4 Min. Lesezeit

SharePoint oder OneDrive: Wo gehören welche Dateien hin?

SharePoint oder OneDrive richtig einsetzen: Klare Regeln für persönliche und gemeinsame Dateien im KMU.

Marc Bühler
Marc Bühler
Gründer und Geschäftsführer, Bühler IT Solutions GmbH

Dateien dort ablegen, wo die Verantwortung liegt

Eine Kollegin ist in den Ferien, drei Personen suchen die letzte Offerte und die aktuelle Datei liegt in ihrem persönlichen OneDrive. Oder ein SharePoint-Bereich ist zu einem zweiten Netzlaufwerk mit Sonderrechten geworden. Meist fehlt eine verständliche Regel dafür, wem eine Information gehört und wie sie weiterbearbeitet wird.

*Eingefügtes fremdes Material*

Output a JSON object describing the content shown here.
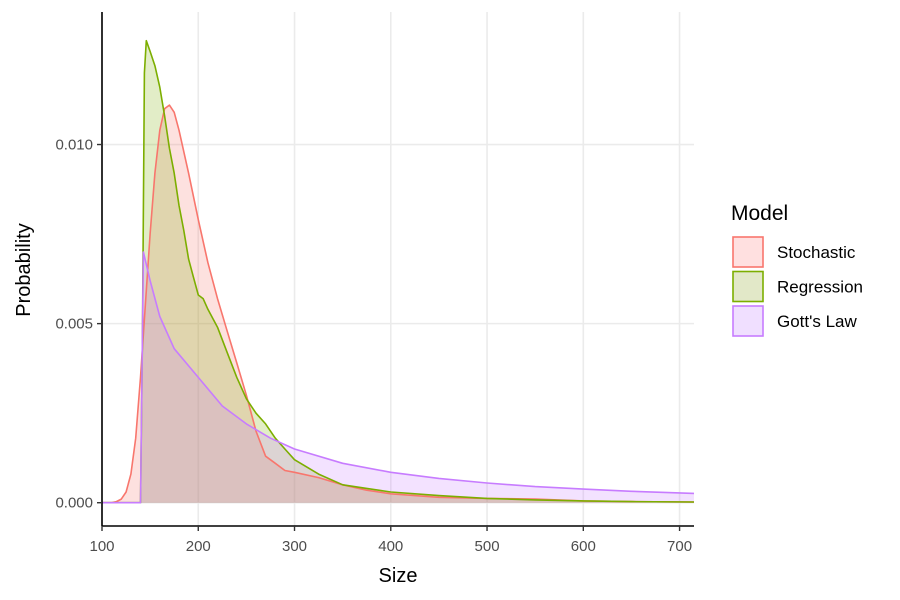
{
  "chart_data": {
    "type": "area",
    "xlabel": "Size",
    "ylabel": "Probability",
    "xlim": [
      100,
      715
    ],
    "ylim": [
      -0.00065,
      0.0137
    ],
    "x_ticks": [
      100,
      200,
      300,
      400,
      500,
      600,
      700
    ],
    "x_tick_labels": [
      "100",
      "200",
      "300",
      "400",
      "500",
      "600",
      "700"
    ],
    "y_ticks": [
      0.0,
      0.005,
      0.01
    ],
    "y_tick_labels": [
      "0.000",
      "0.005",
      "0.010"
    ],
    "grid": true,
    "legend": {
      "title": "Model",
      "position": "right"
    },
    "series": [
      {
        "name": "Stochastic",
        "color": "#F8766D",
        "fill": "#FFE0E0",
        "points": [
          [
            100,
            0
          ],
          [
            110,
            0
          ],
          [
            115,
            3e-05
          ],
          [
            120,
            0.0001
          ],
          [
            125,
            0.0003
          ],
          [
            130,
            0.0008
          ],
          [
            135,
            0.0018
          ],
          [
            140,
            0.0035
          ],
          [
            145,
            0.0055
          ],
          [
            150,
            0.0075
          ],
          [
            155,
            0.0092
          ],
          [
            160,
            0.0104
          ],
          [
            165,
            0.011
          ],
          [
            170,
            0.0111
          ],
          [
            175,
            0.0109
          ],
          [
            180,
            0.0104
          ],
          [
            190,
            0.0092
          ],
          [
            200,
            0.0079
          ],
          [
            210,
            0.0067
          ],
          [
            220,
            0.0057
          ],
          [
            230,
            0.0048
          ],
          [
            240,
            0.0039
          ],
          [
            250,
            0.003
          ],
          [
            260,
            0.002
          ],
          [
            270,
            0.0013
          ],
          [
            280,
            0.0011
          ],
          [
            290,
            0.0009
          ],
          [
            300,
            0.00085
          ],
          [
            325,
            0.0007
          ],
          [
            350,
            0.0005
          ],
          [
            375,
            0.00035
          ],
          [
            400,
            0.00025
          ],
          [
            450,
            0.00015
          ],
          [
            500,
            0.00012
          ],
          [
            550,
            0.0001
          ],
          [
            600,
            5e-05
          ],
          [
            650,
            3e-05
          ],
          [
            715,
            2e-05
          ]
        ]
      },
      {
        "name": "Regression",
        "color": "#7CAE00",
        "fill": "#E2E8C8",
        "points": [
          [
            100,
            0
          ],
          [
            140,
            0
          ],
          [
            142,
            0.0045
          ],
          [
            144,
            0.012
          ],
          [
            146,
            0.0129
          ],
          [
            150,
            0.0126
          ],
          [
            155,
            0.0122
          ],
          [
            160,
            0.0116
          ],
          [
            165,
            0.0108
          ],
          [
            170,
            0.0099
          ],
          [
            175,
            0.0092
          ],
          [
            180,
            0.0083
          ],
          [
            185,
            0.0076
          ],
          [
            190,
            0.0068
          ],
          [
            195,
            0.0063
          ],
          [
            200,
            0.0058
          ],
          [
            205,
            0.0057
          ],
          [
            210,
            0.0054
          ],
          [
            220,
            0.0049
          ],
          [
            230,
            0.0042
          ],
          [
            240,
            0.0035
          ],
          [
            250,
            0.0029
          ],
          [
            260,
            0.0025
          ],
          [
            270,
            0.0022
          ],
          [
            280,
            0.0018
          ],
          [
            290,
            0.0015
          ],
          [
            300,
            0.0012
          ],
          [
            325,
            0.0008
          ],
          [
            350,
            0.0005
          ],
          [
            375,
            0.0004
          ],
          [
            400,
            0.0003
          ],
          [
            450,
            0.0002
          ],
          [
            500,
            0.00012
          ],
          [
            550,
            8e-05
          ],
          [
            600,
            5e-05
          ],
          [
            650,
            3e-05
          ],
          [
            715,
            2e-05
          ]
        ]
      },
      {
        "name": "Gott's Law",
        "color": "#C77CFF",
        "fill": "#F0DFFF",
        "points": [
          [
            100,
            0
          ],
          [
            140,
            0
          ],
          [
            143,
            0.007
          ],
          [
            150,
            0.0062
          ],
          [
            160,
            0.0052
          ],
          [
            175,
            0.0043
          ],
          [
            200,
            0.0035
          ],
          [
            225,
            0.0027
          ],
          [
            250,
            0.0022
          ],
          [
            275,
            0.0018
          ],
          [
            300,
            0.0015
          ],
          [
            350,
            0.0011
          ],
          [
            400,
            0.00085
          ],
          [
            450,
            0.00068
          ],
          [
            500,
            0.00055
          ],
          [
            550,
            0.00045
          ],
          [
            600,
            0.00038
          ],
          [
            650,
            0.00032
          ],
          [
            715,
            0.00026
          ]
        ]
      }
    ]
  }
}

OneDrive ist der persönliche Arbeitsbereich für Entwürfe, Notizen und Arbeitskopien. SharePoint ist der gemeinsame Ort für Unterlagen eines Teams, Projekts oder Bereichs; die Dateien eines Teams in Microsoft Teams liegen im Hintergrund ebenfalls dort. Als einfache Entscheidungshilfe gilt:

  • persönlicher Entwurf: OneDrive
  • gemeinsame Bearbeitung: Team oder SharePoint
  • verbindliche Unterlage: vereinbarter Projekt- oder Kundenbereich

Massgebend ist die Eigentümerschaft, nicht die Vertraulichkeit. Muss die Arbeit bei Vertretung, Ferien oder Austritt ohne Umwege weitergehen, gehört sie in einen gemeinsamen Bereich. Eine Projektleiterin kann Recherche und erste Kalkulationsnotizen in OneDrive vorbereiten. Sobald Vertrieb, Technik oder Geschäftsleitung mitarbeiten, ist ein Projektbereich der passende Ort.

Das gilt auch für kleine, wiederkehrende Fälle. Eine Einkaufsliste für eine einmalige Bestellung kann zunächst persönlich sein. Wird daraus eine Lieferantenbewertung oder eine Vorlage für die Stellvertretung, braucht sie einen gemeinsamen Ort. Vereinbaren Sie bei Projekten, wann eine Datei diesen Übergang macht. Ohne diesen Schritt bleiben wichtige Informationen an einzelne Personen gebunden, obwohl sie im Team entstanden sind.

Eine Struktur, die sich erklären lässt

SharePoint kann sehr viel abbilden. Gerade deshalb sollte nicht jede Ausnahme mit Ordnerberechtigungen gelöst werden. Wenige klar benannte Team- und Projektbereiche, verständliche Bibliotheken und eine Regel für vertrauliche Inhalte sind meist belastbarer. Berechtigungen lassen sich in der Regel besser über Gruppen und Mitgliedschaften als über einzelne Dateien verwalten.

Wer mit Externen teilt, braucht eine bewusste Freigaberegel. Fragen Sie vor dem Versand, ob ein Gastzugang, ein zeitlich begrenzter Link oder eine andere Form der Übergabe passt. Ein Link, der weitergeleitet werden kann, ist nicht für jede Unterlage geeignet. Microsoft 365 und Arbeitsplatz entfaltet seinen Nutzen erst, wenn Technik und Arbeitsablauf zusammenpassen.

Versionierung macht Änderungen nachvollziehbar; Metadaten und Vorlagen helfen später, ersetzen aber keine klaren Namen und sinnvollen Ablageorte. Der Beitrag zum Dokumentenmanagement im KMU vertieft diesen Schritt. Prüfen Sie die neue Struktur mit einer realen Vertretung: Findet sie die aktuelle Offerte, den Vertrag und den Entscheid ohne Rückfrage? Stimmen Sie die Regeln mit der Struktur von Microsoft Teams ab. Wenn ein Bereich niemandem verständlich erklärt werden kann, ist er wahrscheinlich zu kompliziert.